The province is even shifting the structure of its provincial Arts Board (Artsnb) with employees are being moved inside the government. Akoulina Connell, executive director of the board, told CBC that the decision to transfer the art board’s employees inside the provincial government is “deeply problematic” for artists. New Brunswick seems to be moving in the opposite direction. And it’s leaving art behind.

What if there were places within the downtown where artists could paint on freely? Would politicians allow it, or would they rather choose what is to be drawn? Is there not a need for artists to express themselves in a public way?

A city’s street art makes up much of its culture. Having galleries and art within confinements is very different from being surrounded by art out-of-doors. Art that catches you off guard on your way to work. Art that makes you think. Art that makes you feel a sense of belonging and a pride towards your artists, your city. That doesn’t wait for you to admire it behind concrete walls and within frames, but instead leaks its way to you.

Taking it Too Far

According to Maeztro Urbano, within graffiti’s essence lies its need to be illegal.
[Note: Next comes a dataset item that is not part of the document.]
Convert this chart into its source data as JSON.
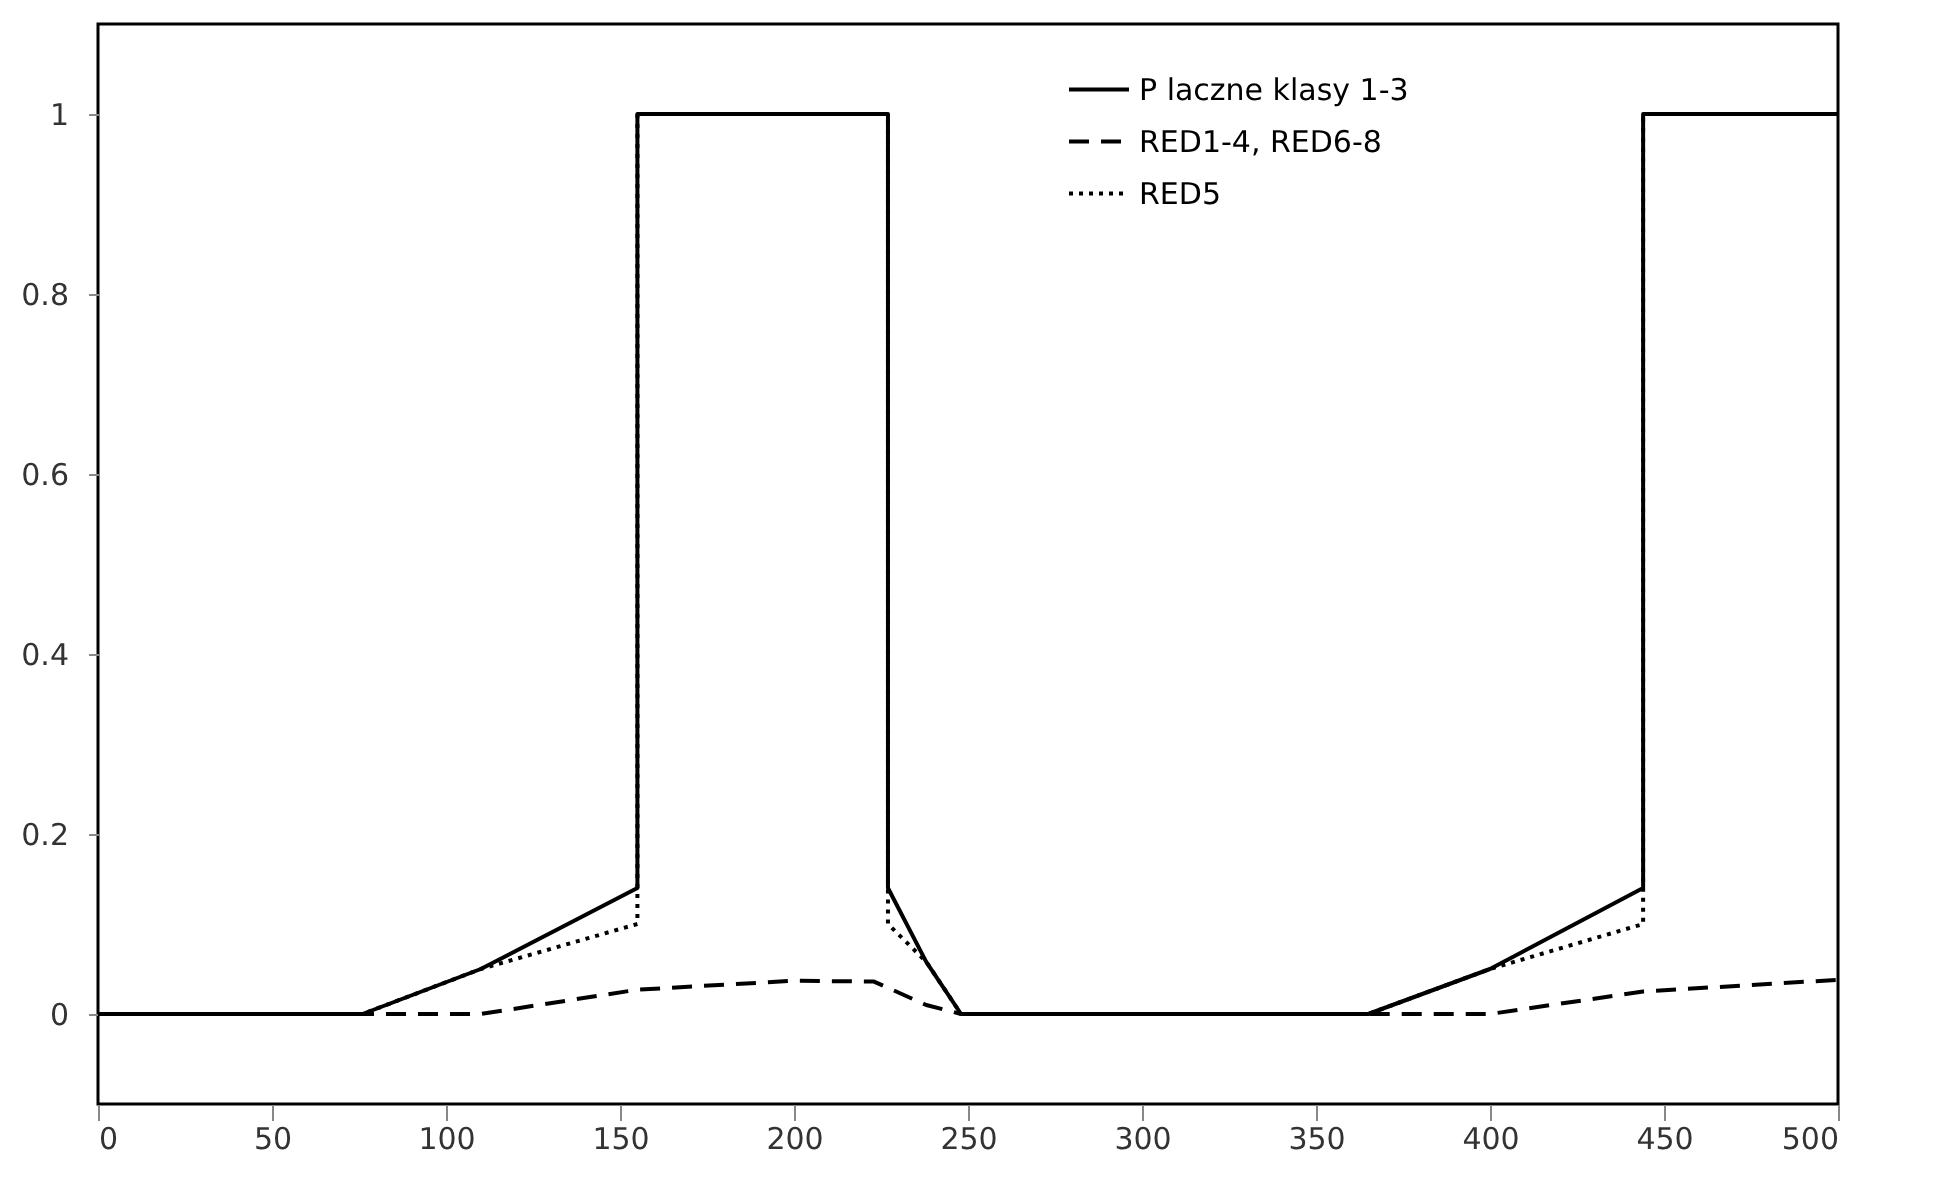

To be done without permission anywhere and everywhere. No one would consent to have their walls tagged with no purpose other than propaganda for the artist.

“But street art can be legal. Sometimes it has to be and this could be progress. You can’t paint a wall the way Kobra does it in a few hours without permission,” he said.

He believes if what’s to be done is share a positive message with society such as street artist Blu does, with immense dimensions, it is necessary to do it in controlled spaces. But when things are taken too far, street art suffers.

“The problem is when these measures are taken as a method of censure. When government tells you where and what it is you will paint and then provides spaces for street art that are completely secluded from society. Being part of this means you are accepting to be censored. And this takes us back to the start,” he said.

Urbano believes this will lead artists to do nothing more than tags once again simply with a sense of rebellion, no longer seeking for collective social change.

He said even though he has expositions, “I do most of my art outside because I’m assured that a broader spectrum of society will see the piece. If I make a stencil of violence inside a museum, the context does not fit. In the streets it does, perfectly.”

For Urbano, creating street art is always an act of love.

“The every-day chaos and panic that we live with seems to disappear. Then and there, nothing else matters. It’s just me and that wall. To me it’s like an ephemeral love that lasts as long as the aerosol can spray.”